I think growing vegetables is a more productive way to use that space therefore we progressively dig up our lawn. Advantages are many:

  • We transform wasted areas in productive and beautiful spaces.Using the slammer in the garden
  • We produce pesticides free veges, delicious and fresh from the garden, with zero food-kilometres and nearly for free. In her New Zealand footprint project, Ella Lawton has demonstrated that food and beverage makes up 56% of the total New Zealand footprint. The most efficient way to reduce our footprint is to produce half of our own food in our backyard, or at least eat locally grown food (page 27). It is slightly more efficient than becoming vegetarian.
  • We reduce our waste as all green waste is composted and used in the garden. It is even a way to
    store carbon therefore mitigate climate change
    .
    Organic gardening is good for the environment.
  • We take fresh air, build up muscles, stretch and burn calories.
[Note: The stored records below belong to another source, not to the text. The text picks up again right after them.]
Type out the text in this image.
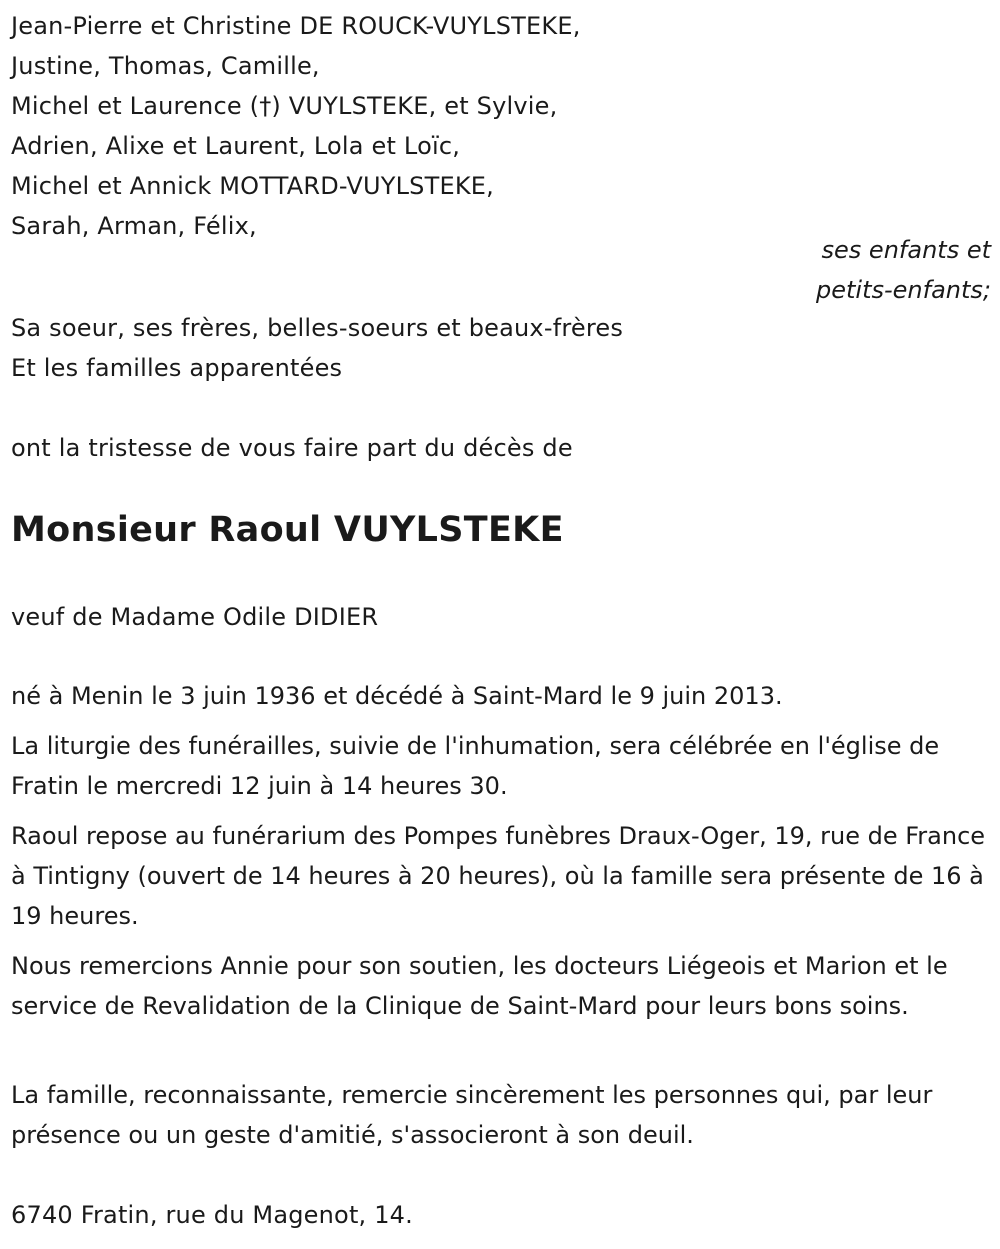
Jean-Pierre et Christine DE ROUCK-VUYLSTEKE,
Justine, Thomas, Camille,
Michel et Laurence (†) VUYLSTEKE, et Sylvie,
Adrien, Alixe et Laurent, Lola et Loïc,
Michel et Annick MOTTARD-VUYLSTEKE,
Sarah, Arman, Félix,
ses enfants et
petits-enfants;
Sa soeur, ses frères, belles-soeurs et beaux-frères
Et les familles apparentées
ont la tristesse de vous faire part du décès de
Monsieur Raoul VUYLSTEKE
veuf de Madame Odile DIDIER
né à Menin le 3 juin 1936 et décédé à Saint-Mard le 9 juin 2013.
La liturgie des funérailles, suivie de l'inhumation, sera célébrée en l'église de Fratin le mercredi 12 juin à 14 heures 30.
Raoul repose au funérarium des Pompes funèbres Draux-Oger, 19, rue de France à Tintigny (ouvert de 14 heures à 20 heures), où la famille sera présente de 16 à 19 heures.
Nous remercions Annie pour son soutien, les docteurs Liégeois et Marion et le service de Revalidation de la Clinique de Saint-Mard pour leurs bons soins.
La famille, reconnaissante, remercie sincèrement les personnes qui, par leur présence ou un geste d'amitié, s'associeront à son deuil.
6740 Fratin, rue du Magenot, 14.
Gardening is good for our bodies.
  • When out in the garden, we hear birds and smell flowers, we connect with the slow pace of nature, reducing stress while providing a deeply meaningful and rewarding activity. Gardening is good for our minds.
  • We spend quality time together as a family.

Using a slammer, it is incredibly easy to remove patches of grass. Materials from Wanaka Wastebusters make frames.

Yes for a successful harvest, we need a lot of knowledge. It’s been built over the years, thanks to Dad, Terre Vivante where I worked for 7 years, Organic NZ, Dr Compost, permaculturists and friends’ wisdom. We also need seeds, also collected over the years and thanks to exchanges with friends or community swaps.

I’ve proudly added a Robert Guyton‘s Green Man sticker on my letter box and I am keeping an eye out for it in my community.

One advice: start small and expand over time. Now is a great time!